How do accountants feel about AI in 2026?
Despite the discourse around AI and job displacement, many accounting professionals have a positive view of AI. Roughly half of our respondents (47%) described themselves as excited about AI's role in the profession, and another 31% said they felt optimistic.

Meanwhile, relatively few respondents expressed negative sentiment. Only 9% said they were concerned about AI, and just 1% described themselves as threatened by it.
That said, enthusiasm doesn't always translate to easy adoption. Accuracy and reliability concerns were the most commonly reported barrier to AI use (23%).

Lack of training (20%) followed closely behind, which aligns with our other finding that only 61% of accounting employers have provided any AI training.
The future of AI in accounting
Accounting firms and finance professionals generally expect AI to play a larger role in their work over the next few years. Half of respondents believe their AI use will increase significantly, while 34% foresee it increasing somewhat.
Most respondents view AI primarily as an efficiency driver, with nearly two-thirds (64%) expecting AI to eliminate routine tasks. Another 41% believe their work will shift toward more advisory and strategic services, and 32% expect it to reduce headcount needs.

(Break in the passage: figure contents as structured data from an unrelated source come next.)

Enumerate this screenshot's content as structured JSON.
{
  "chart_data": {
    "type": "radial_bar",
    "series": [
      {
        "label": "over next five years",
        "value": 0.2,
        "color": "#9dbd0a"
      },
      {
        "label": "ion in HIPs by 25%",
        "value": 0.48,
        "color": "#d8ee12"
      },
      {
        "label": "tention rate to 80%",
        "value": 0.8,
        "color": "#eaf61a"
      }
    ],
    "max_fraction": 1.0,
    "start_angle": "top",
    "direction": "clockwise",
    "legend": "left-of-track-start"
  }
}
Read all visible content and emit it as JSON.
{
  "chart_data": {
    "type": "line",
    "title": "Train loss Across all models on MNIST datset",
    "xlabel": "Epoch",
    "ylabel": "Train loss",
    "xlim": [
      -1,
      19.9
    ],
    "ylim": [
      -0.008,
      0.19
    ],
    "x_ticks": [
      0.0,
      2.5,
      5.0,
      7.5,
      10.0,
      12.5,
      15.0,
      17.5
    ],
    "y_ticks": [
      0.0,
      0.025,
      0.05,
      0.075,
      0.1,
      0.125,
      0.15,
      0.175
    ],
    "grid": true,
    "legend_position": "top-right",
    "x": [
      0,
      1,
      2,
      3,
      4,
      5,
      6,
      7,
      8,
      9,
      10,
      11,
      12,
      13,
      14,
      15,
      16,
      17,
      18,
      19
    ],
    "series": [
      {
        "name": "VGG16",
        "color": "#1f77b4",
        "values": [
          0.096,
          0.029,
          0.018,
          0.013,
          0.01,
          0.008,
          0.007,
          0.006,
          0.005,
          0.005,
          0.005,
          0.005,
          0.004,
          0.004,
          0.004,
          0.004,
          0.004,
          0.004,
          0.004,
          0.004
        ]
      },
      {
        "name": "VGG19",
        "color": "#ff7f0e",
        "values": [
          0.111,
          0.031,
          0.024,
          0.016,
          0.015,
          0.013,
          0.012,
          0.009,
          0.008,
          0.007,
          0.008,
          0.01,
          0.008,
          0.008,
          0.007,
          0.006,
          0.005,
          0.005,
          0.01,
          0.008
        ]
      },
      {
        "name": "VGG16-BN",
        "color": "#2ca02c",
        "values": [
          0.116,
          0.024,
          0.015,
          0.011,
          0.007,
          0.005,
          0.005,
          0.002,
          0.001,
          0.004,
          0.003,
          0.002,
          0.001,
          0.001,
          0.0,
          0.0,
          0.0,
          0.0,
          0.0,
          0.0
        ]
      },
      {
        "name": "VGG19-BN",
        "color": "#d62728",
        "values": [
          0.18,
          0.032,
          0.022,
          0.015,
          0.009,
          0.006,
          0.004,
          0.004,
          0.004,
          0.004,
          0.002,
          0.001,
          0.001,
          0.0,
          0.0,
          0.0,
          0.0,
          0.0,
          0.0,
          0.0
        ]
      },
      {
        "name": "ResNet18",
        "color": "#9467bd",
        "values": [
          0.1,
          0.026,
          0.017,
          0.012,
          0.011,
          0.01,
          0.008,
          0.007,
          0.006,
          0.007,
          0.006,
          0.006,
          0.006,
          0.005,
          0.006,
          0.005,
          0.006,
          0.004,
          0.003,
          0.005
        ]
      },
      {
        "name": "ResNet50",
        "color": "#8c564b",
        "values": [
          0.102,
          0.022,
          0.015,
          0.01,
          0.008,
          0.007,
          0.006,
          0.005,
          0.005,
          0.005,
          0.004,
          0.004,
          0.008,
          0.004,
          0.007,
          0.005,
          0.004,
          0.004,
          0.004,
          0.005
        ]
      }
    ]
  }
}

Many accounting professionals plan to use the extra capacity freed through automation to take on extra clients, including 59% of survey respondents. Another 49% expect to put the additional hours toward strategic planning, and 42% toward reducing burnout.
These expectations are already shaping investment decisions. When asked about their biggest priority for the coming year, 33% of respondents said AI tools, coming in ahead of accounting talent acquisition (24%) and expanding advisory services (19%).